The situation of corporations flat out ignoring strongly worded letters from privacy commissioners is far from being uniquely happening with Clearview AI. During the Cambridge Analytica scandal, Canadian privacy commissioners issued a strongly worded letter with recommendations about how Facebook would move forward. Facebook, in turn, effectively ignored that letter. When the commissioners issued another strongly worded letter, pointing out that Facebook failed to comply, Facebook simply said that they disagreed with the findings, seemingly closing the case for the commissioners. The commissioners, in turn, stepped out of their roles and sued Facebook as private citizens because their legal options as commissioners had been exhausted.

What this shows is that corporations are increasingly learning that they are largely free to flip the bird to the commissioners. Lawsuits from private citizens aside, there really isn’t any consequences for violating the privacy of Canadians. So, if they want to abuse Canadian’s personal information, what is there to stop them?
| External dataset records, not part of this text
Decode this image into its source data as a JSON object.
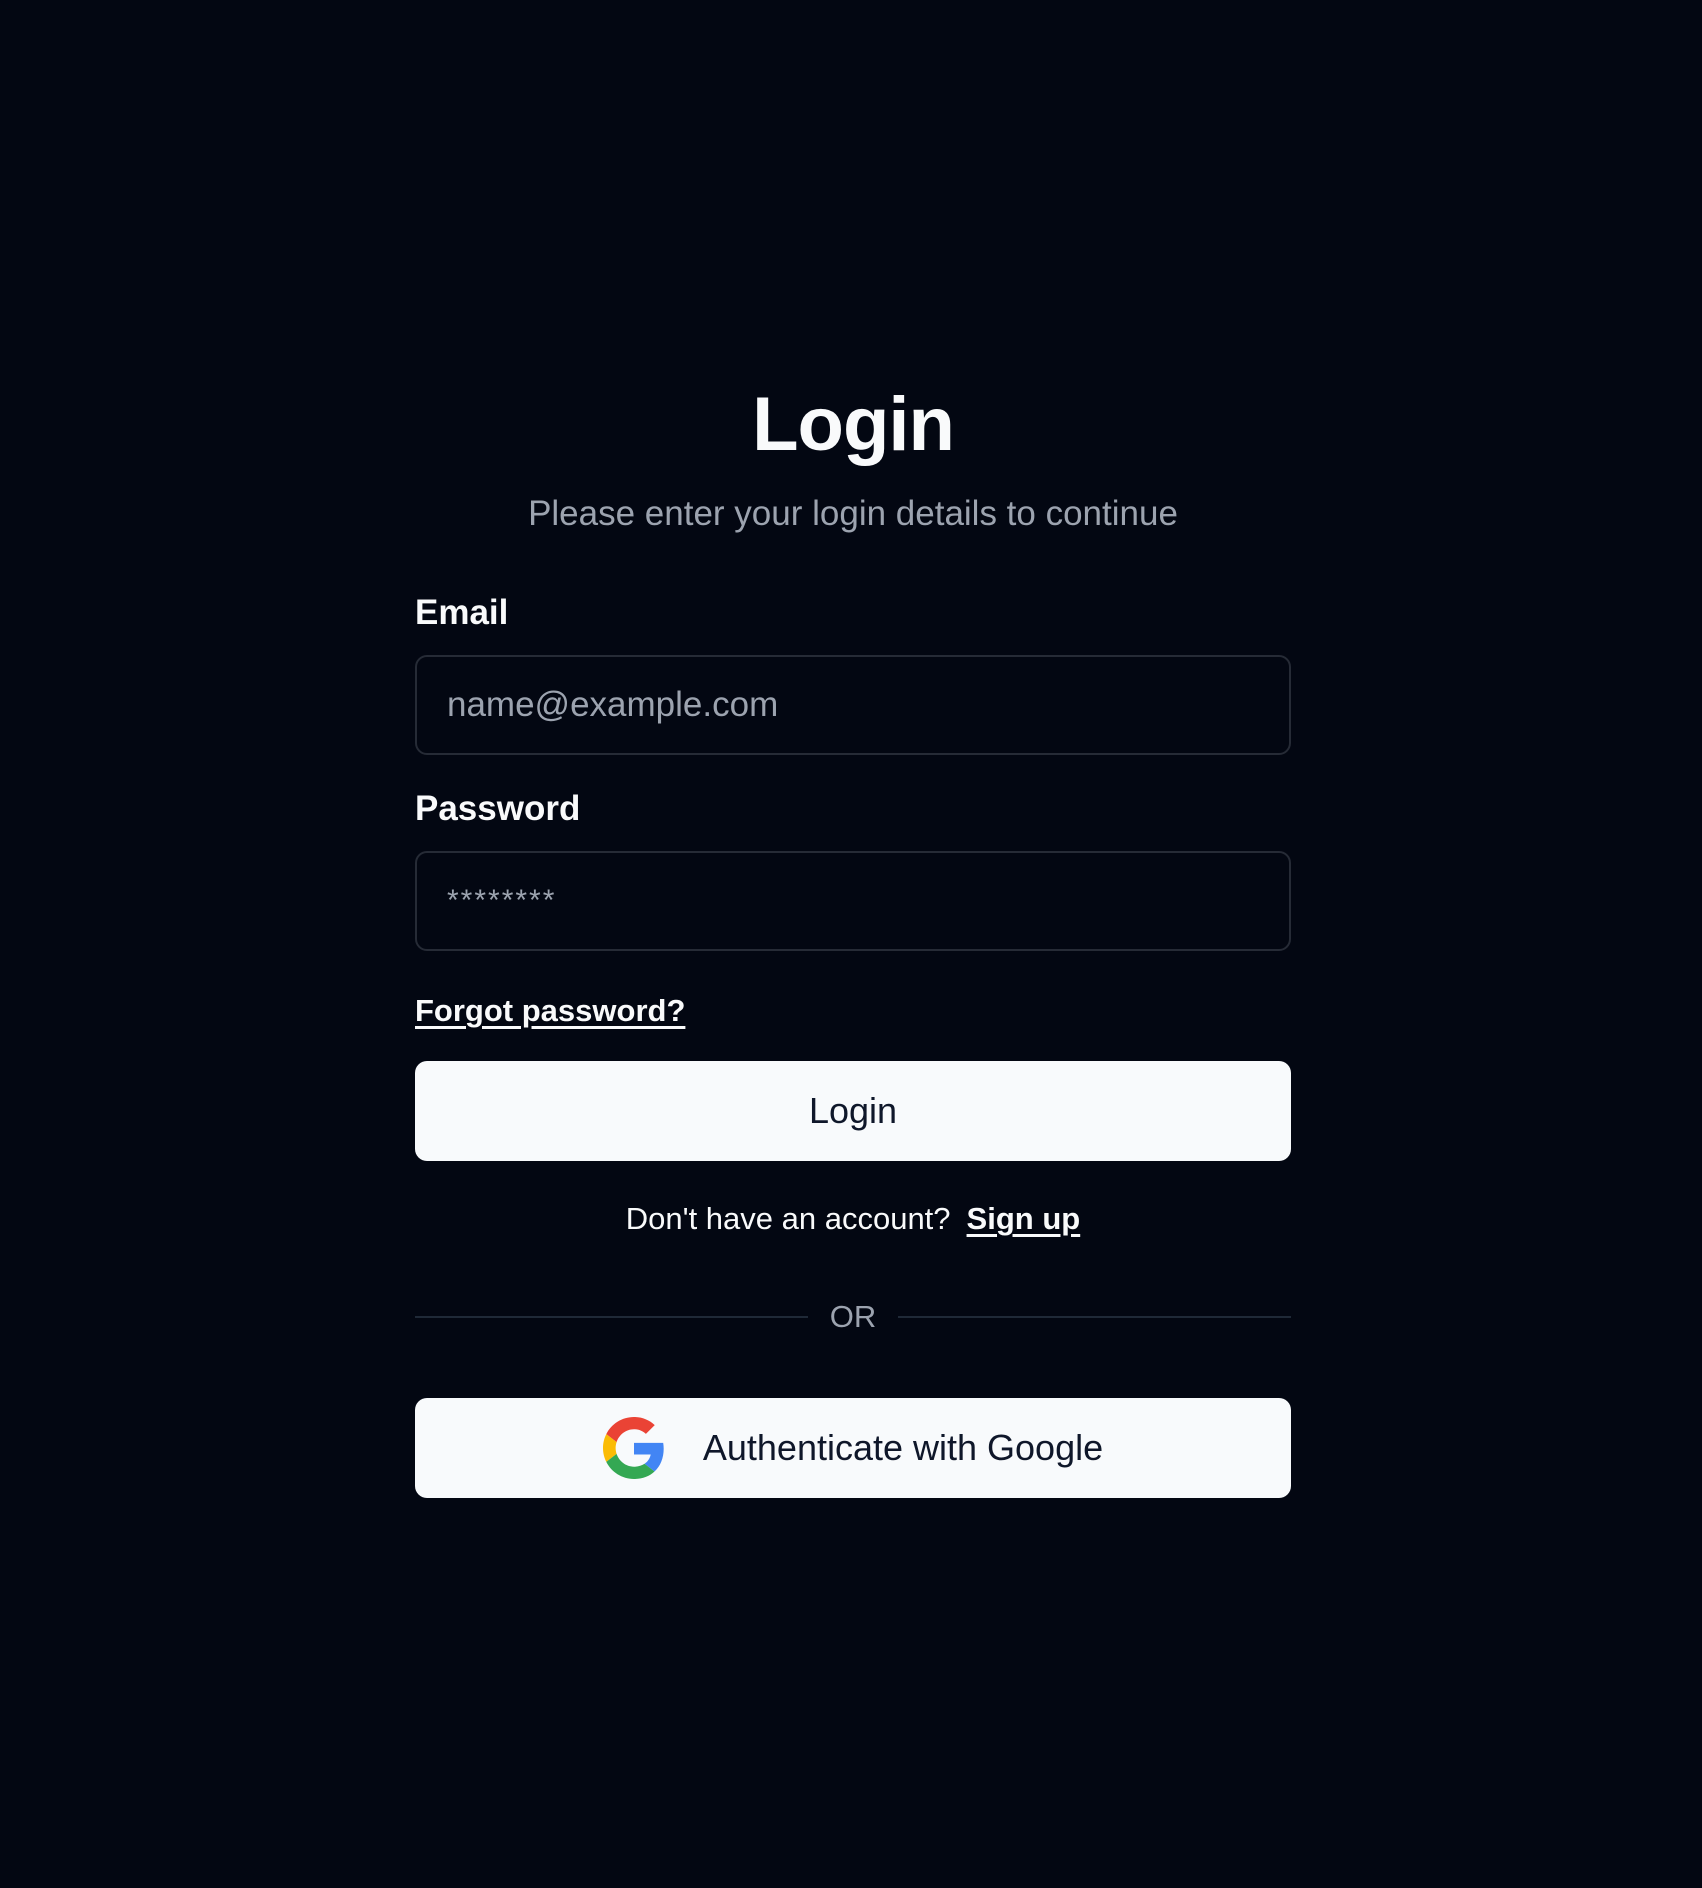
{
  "header": {
    "title": "Login",
    "subtitle": "Please enter your login details to continue"
  },
  "form": {
    "email_label": "Email",
    "email_placeholder": "name@example.com",
    "email_value": "",
    "password_label": "Password",
    "password_placeholder": "********",
    "forgot_link": "Forgot password?",
    "login_button": "Login"
  },
  "signup": {
    "prompt": "Don't have an account?",
    "link": "Sign up"
  },
  "divider": {
    "label": "OR"
  },
  "oauth": {
    "google_button": "Authenticate with Google",
    "icon": "google-icon"
  },
  "colors": {
    "background": "#030712",
    "button_bg": "#f8fafc",
    "muted_text": "#9ca3af",
    "border": "#262b36"
  }
}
The situation is so obviously broken, even larger Canadian outlets are starting to realize just how broken privacy laws are. While on the topic of surveillance capitalism, the CBC mentions that there is a growing consensus that the laws need reforming:

The federal privacy watchdog is warning Canadians about the growing threat of “surveillance capitalism” — the use of personal information by large corporations.

In his annual report tabled Thursday in Parliament, Privacy Commissioner Daniel Therrien said state surveillance — a major concern after the 9/11 terrorist attacks — has been reined in somewhat in recent years.

Personal data, meanwhile, has emerged as a highly valuable asset and no one has leveraged it better than the tech giants behind web searches and social media accounts, he said.

“Today, the privacy conversation is dominated by the growing power of tech giants like Facebook and Google, which seem to know more about us than we know about ourselves,” the report said.

“Terms like surveillance capitalism and the surveillance economy have become part of the dialogue.”

At a news conference, the commissioner said he agreed with the intention behind the previous legislation — which died at the federal election call. The bill was intended to give organizations greater flexibility to use personal information, even without consent, if done for legitimate business interests.

“But this should be done within a rights-based framework that recognizes the fundamental right to privacy. Greater flexibility for corporations should come with greater corporate accountability,” he said.

What’s needed is not more self-regulation but true regulation, meaning objective and knowable standards enforced by the privacy commissioner’s office, Therrien said.

“When we look at the experience of other countries that are innovators that are ahead of Canada, places like South Korea and Germany but many others, they do that within laws that protect privacy as a human right.”

While we’ve been pointing out this situation for years, it’s nice to see that more are finally starting to catch on to just how bad things are in Canada. While it helps that more are aware of the long-running joke about Canadian privacy laws, it all still boils down to government action. Right now, the federal government only finds it worthwhile to pay lip service to the issue – only to proceed to do nothing about it. While we can only hope that this second round will yield different results, we have every reason to be skeptical at this stage considering what happened last time.